Палачи, жертвы и предатели. Просто цепляешься за то, что причиняет меньше боли. Что же это за жизнь.
Дорожка к дровяному сараю была не расчищена. Мне в валенки набился снег, но я вроде как бы пропахивал для нее дорогу.
У нас со Свеном Хедманом никогда не водилось слишком много дров, так что я знал, что в сарае места довольно, во всяком случае вокруг колоды. Крюк на двери примерз, но руки у меня были без рукавиц, поэтому мне удалось его откинуть. Она плакала теперь сильнее.
Взяв Ээву-Лису за руку, я посадил ее на колоду. Выглядела она чудно в овчинной шубе, рукавицах с указательным пальцем, оставшихся с Зимней войны, и меховой шапке Свена Хедмана, надвинутой на лоб.

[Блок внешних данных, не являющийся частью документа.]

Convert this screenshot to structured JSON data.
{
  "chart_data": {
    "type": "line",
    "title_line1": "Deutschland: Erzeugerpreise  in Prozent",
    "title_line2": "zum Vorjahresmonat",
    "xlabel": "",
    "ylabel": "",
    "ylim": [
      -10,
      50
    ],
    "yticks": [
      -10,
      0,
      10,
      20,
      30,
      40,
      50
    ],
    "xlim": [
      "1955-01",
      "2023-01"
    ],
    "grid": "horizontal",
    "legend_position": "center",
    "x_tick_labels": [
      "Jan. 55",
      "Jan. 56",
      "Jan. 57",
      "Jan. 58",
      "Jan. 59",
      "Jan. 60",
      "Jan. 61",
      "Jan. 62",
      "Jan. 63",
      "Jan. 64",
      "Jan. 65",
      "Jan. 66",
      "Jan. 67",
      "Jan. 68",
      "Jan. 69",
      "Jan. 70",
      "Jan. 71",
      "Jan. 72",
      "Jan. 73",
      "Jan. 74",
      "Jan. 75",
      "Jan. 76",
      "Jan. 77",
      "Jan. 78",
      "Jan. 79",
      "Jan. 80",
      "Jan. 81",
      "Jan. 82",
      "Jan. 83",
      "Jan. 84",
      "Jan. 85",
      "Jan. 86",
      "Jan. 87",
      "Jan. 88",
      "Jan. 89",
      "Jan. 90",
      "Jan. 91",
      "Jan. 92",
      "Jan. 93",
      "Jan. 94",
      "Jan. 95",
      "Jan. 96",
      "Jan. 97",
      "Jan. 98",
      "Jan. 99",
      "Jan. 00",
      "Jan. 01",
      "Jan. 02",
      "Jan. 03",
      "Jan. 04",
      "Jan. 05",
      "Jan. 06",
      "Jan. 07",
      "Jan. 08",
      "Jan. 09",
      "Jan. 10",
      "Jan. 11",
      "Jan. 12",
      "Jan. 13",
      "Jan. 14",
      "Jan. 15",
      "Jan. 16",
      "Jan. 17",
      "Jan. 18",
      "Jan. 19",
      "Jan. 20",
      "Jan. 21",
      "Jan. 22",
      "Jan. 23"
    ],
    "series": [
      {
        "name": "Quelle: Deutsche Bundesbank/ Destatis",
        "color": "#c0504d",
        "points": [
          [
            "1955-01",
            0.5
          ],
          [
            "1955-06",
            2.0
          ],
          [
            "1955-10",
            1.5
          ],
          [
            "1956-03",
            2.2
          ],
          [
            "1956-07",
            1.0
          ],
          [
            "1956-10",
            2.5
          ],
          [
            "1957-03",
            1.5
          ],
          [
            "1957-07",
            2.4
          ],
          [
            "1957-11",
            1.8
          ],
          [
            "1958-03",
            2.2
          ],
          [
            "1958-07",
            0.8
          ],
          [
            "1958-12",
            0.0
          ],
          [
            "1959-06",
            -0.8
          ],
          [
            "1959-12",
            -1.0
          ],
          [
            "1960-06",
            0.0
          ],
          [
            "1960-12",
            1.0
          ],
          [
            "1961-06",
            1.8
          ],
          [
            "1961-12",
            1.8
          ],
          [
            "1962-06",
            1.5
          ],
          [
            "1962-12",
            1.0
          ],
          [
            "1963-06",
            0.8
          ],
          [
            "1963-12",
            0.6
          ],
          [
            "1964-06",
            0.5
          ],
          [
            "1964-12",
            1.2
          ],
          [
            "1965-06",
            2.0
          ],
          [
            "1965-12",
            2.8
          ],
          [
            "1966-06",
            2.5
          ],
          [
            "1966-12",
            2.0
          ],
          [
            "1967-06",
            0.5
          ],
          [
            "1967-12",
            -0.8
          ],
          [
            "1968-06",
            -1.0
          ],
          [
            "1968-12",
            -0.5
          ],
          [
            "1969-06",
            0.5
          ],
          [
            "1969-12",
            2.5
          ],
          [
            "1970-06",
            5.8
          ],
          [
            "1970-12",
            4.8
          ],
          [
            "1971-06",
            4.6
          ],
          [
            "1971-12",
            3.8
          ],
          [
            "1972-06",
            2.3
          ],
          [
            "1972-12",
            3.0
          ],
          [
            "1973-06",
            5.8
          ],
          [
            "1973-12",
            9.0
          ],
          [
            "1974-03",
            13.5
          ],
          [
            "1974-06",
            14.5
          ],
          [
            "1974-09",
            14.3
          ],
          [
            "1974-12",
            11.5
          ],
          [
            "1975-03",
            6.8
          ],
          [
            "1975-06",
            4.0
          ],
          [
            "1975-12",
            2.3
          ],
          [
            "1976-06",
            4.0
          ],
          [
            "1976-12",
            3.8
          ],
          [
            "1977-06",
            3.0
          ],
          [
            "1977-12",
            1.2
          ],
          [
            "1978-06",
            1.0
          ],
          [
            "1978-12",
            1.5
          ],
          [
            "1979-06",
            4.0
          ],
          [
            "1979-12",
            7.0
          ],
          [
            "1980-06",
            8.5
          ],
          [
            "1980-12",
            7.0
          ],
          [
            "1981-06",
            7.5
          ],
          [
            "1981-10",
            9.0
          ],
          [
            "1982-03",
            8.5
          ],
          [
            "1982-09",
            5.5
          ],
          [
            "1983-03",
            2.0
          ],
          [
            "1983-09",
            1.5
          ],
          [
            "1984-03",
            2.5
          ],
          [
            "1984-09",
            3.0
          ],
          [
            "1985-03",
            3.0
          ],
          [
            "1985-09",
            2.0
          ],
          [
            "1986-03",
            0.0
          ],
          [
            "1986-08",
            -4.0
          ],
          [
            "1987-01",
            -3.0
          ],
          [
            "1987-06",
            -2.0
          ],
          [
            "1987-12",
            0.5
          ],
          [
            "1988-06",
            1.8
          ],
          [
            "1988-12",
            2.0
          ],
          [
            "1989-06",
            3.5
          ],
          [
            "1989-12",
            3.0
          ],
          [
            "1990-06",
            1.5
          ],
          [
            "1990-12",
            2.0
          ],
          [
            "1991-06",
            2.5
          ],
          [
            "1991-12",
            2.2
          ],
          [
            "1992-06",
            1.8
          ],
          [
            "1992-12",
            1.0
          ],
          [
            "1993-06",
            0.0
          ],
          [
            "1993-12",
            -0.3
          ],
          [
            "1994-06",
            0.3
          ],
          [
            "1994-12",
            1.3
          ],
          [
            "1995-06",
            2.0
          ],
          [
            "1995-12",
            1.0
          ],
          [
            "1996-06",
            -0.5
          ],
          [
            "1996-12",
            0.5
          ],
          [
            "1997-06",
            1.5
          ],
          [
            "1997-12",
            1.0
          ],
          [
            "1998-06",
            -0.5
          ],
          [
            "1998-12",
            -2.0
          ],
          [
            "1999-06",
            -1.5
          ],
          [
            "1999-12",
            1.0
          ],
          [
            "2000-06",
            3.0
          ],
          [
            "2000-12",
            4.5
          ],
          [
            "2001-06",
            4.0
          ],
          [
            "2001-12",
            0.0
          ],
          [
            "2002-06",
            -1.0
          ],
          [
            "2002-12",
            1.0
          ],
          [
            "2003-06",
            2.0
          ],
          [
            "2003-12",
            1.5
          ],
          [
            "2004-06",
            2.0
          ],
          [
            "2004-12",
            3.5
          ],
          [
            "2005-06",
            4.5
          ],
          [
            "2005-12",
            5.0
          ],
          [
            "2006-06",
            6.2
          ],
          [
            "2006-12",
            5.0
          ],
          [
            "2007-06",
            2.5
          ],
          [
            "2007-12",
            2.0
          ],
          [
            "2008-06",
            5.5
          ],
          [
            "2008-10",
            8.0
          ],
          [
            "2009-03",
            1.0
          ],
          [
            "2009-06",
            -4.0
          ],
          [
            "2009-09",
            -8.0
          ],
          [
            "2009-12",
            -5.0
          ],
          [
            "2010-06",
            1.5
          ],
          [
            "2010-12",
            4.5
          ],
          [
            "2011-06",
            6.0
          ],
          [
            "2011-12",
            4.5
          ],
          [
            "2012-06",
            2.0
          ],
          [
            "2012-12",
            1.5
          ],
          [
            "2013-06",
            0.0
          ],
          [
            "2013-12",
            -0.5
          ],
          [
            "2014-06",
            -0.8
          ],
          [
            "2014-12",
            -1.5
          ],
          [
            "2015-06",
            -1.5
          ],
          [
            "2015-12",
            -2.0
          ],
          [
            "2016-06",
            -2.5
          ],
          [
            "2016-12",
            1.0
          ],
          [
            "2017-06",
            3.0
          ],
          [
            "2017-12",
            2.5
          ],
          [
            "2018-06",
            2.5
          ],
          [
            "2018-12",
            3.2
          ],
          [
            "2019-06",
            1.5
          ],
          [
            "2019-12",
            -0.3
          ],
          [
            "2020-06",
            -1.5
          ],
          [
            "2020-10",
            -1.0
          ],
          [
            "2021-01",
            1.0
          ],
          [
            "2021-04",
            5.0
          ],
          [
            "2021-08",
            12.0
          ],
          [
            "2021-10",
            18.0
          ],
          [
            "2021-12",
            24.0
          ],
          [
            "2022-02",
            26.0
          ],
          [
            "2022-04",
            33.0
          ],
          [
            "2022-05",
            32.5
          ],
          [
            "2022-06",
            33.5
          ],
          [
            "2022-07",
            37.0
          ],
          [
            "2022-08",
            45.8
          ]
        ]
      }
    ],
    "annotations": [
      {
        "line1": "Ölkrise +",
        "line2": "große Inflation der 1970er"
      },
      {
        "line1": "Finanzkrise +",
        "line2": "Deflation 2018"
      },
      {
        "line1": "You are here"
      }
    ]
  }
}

Над дверью сарая, которую я закрыл, было окошко, разделенное на четыре квадрата, но луна светила так ярко, что в сарае было светло почти как днем, несмотря на ночное время, хотя свет был синее, чем если бы ты стоял на снегу снаружи.
У нее почти сразу же опять начались боли, и она не захотела сидеть на колоде, а легла на пол. Стружка вся смерзлась. Утром я колол дрова, так что теперь сунул ей под голову чурбачок, березовый, березу легко колоть, когда она холодная. Чурбачок, конечно, твердоват, но благодаря меховой шапке Свена Хедмана лежать на нем было все-таки мягко.
Ээва-Лиса плакала не переставая, я ничего не мог поделать. Она боится, что умрет, сказала она, но я заверил ее, что этого не случится.
Я часто представлял себе, как могло бы сложиться у нас с Эвой-Лисой. Я частенько размышлял об этом, и все получалось.
Пусть она на шесть лет старше, это не помеха. Биргер Хэггмарк ведь женился на женщине старше себя, намного старше, двадцать два года разницы, но старуха его была вроде кроткого нрава, и он лил слезы на похоронах, хотя детей у них так и не было. И это вполне естественно. Наверно, ежели что-то втемяшится человеку в голову, как Ээва-Лиса втемяшилась мне, так остальное уже неважно.
У нас будет так, как было, когда я сидел рядом с ней и она учила меня вязать. И я буду говорить разные вещи, не только о тюльпанах, — но так, как о тюльпанах. И она скажет, что мы словно брат и сестра, но мы будем гораздо больше чем брат и сестра, а шесть лет значения не имеют. Она никогда ничего не будет скрывать от меня, а я никогда не буду ее бояться.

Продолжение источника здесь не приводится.